Mudik atau pulang kampung telah menjadi tradisi tahunan bagi masyarakat Muslim di Indonesia setiap akhir bulan Ramadhan. Mereka berpindah dari kota ke desa atau antar kota, dengan berbagai tujuan, mulai dari mengunjungi orang tua, menjalin silaturahim, hingga mengenang masa kecil. Tradisi ini telah mengakar kuat dalam masyarakat Muslim Indonesia dan berlangsung selama bertahun-tahun.
Rasulullah Muhammad (SAW) dan para sahabatnya juga pernah melakukan mudik jauh sebelum tradisi ini diadopsi oleh masyarakat Muslim Indonesia. Rasulullah pulang ke Makkah setelah delapan tahun meninggalkan kampung halamannya pada tanggal 10 Ramadhan tahun ke-8 Hijriyah, bertepatan dengan 8 Juni 632 M. Meskipun konteks dan tujuan mudik Rasulullah berbeda, yaitu untuk penaklukan Makkah (Fathu Makkah), hal ini menunjukkan bahwa pulang kampung merupakan bagian penting dari sejarah Islam.
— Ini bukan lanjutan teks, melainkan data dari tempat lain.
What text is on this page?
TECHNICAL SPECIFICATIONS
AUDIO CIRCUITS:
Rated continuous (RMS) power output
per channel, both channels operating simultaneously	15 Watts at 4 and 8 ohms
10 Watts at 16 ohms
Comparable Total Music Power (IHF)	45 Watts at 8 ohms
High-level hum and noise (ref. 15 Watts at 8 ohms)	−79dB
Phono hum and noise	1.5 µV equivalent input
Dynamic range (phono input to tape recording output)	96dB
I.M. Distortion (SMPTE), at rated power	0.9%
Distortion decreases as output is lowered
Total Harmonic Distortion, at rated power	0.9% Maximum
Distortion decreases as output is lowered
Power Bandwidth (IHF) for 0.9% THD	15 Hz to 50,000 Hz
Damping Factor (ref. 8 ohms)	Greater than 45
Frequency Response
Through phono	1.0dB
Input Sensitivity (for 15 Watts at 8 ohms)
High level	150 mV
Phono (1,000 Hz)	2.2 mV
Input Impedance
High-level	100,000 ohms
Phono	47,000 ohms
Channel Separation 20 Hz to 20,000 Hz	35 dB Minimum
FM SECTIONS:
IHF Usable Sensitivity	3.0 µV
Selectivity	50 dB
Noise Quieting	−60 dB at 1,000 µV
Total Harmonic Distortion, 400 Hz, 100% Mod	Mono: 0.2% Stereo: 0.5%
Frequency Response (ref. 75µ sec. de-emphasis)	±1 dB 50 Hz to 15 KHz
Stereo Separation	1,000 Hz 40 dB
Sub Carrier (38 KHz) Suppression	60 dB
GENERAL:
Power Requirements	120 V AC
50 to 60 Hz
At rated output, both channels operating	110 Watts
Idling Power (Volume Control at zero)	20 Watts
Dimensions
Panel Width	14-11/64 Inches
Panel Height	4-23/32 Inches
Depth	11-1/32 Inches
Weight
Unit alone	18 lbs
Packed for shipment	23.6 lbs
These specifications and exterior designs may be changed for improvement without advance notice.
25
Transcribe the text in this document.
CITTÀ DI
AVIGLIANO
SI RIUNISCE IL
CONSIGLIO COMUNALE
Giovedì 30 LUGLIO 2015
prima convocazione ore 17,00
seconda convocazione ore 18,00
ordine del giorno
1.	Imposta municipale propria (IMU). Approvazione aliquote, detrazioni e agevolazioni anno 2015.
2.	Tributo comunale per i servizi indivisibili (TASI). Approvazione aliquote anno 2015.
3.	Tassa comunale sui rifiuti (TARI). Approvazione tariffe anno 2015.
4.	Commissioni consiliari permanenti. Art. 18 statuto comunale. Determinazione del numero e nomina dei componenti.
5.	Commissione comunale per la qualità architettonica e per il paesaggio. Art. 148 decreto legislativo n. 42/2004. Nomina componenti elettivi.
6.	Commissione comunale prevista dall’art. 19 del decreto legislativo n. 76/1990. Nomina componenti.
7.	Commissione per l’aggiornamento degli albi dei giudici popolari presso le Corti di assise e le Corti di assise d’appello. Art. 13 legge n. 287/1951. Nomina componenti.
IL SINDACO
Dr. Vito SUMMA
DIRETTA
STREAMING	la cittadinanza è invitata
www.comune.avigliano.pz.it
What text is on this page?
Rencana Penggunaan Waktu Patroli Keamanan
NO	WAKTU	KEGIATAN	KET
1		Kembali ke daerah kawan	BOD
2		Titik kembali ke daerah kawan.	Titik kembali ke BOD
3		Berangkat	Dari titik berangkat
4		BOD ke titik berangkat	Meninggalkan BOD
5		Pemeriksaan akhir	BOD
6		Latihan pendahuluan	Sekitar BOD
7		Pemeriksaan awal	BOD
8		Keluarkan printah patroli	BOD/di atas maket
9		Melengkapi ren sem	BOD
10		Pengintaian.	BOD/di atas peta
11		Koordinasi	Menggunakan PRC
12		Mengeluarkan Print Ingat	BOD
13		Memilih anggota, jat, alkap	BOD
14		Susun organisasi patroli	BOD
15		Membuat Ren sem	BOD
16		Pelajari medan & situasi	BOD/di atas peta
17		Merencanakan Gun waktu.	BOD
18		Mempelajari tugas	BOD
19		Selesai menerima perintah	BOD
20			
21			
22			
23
Dalam buku “Pengantin Ramadhan,” Muchlis Hanafi menyebutkan bahwa Rasulullah ‘mudik’ ke Makkah selama 19 hari. Saat itu, beliau merayakan hari raya Idul Fitri yang keenam di Makkah, kampung halamannya. Selama mudik, Rasulullah menunjukkan bahwa Islam adalah agama yang membawa rahmat bagi seluruh alam. Beliau memaafkan semua musuh yang pernah menentang dakwah Islam dan menghancurkan berhala-berhala di area Ka’bah yang disembah oleh warga Makkah. Total ada 360 berhala yang dimusnahkan, termasuk tiga berhala besar; Hubal, al-Latta, dan al-Uzza.
Rasulullah juga mengumumkan agar setiap orang yang memiliki berhala di rumahnya segera menghancurkannya. Setelah menyelesaikan urusannya di Makkah, beliau kembali ke Madinah. Dalam sebuah hadist yang diriwayatkan Bukhari dan Muslim, Rasulullah menyatakan bahwa tidak ada lagi hijrah ke Madinah setelah kemenangan di Makkah, yang ada hanyalah niat tulus untuk melakukan kebajikan disertai perjuangan untuk mewujudkannya.
Ketika seseorang mudik ke kampung halamannya, hendaknya mereka menebarkan kebaikan, kebahagiaan, dan kedamaian seperti yang dilakukan Rasulullah selama Fathu Makkah, bukan malah menyebarkan keburukan atau hal negatif lainnya. Tradisi ini seharusnya menjadi momentum untuk mempererat tali silaturahim dan menciptakan suasana yang harmonis dalam masyarakat.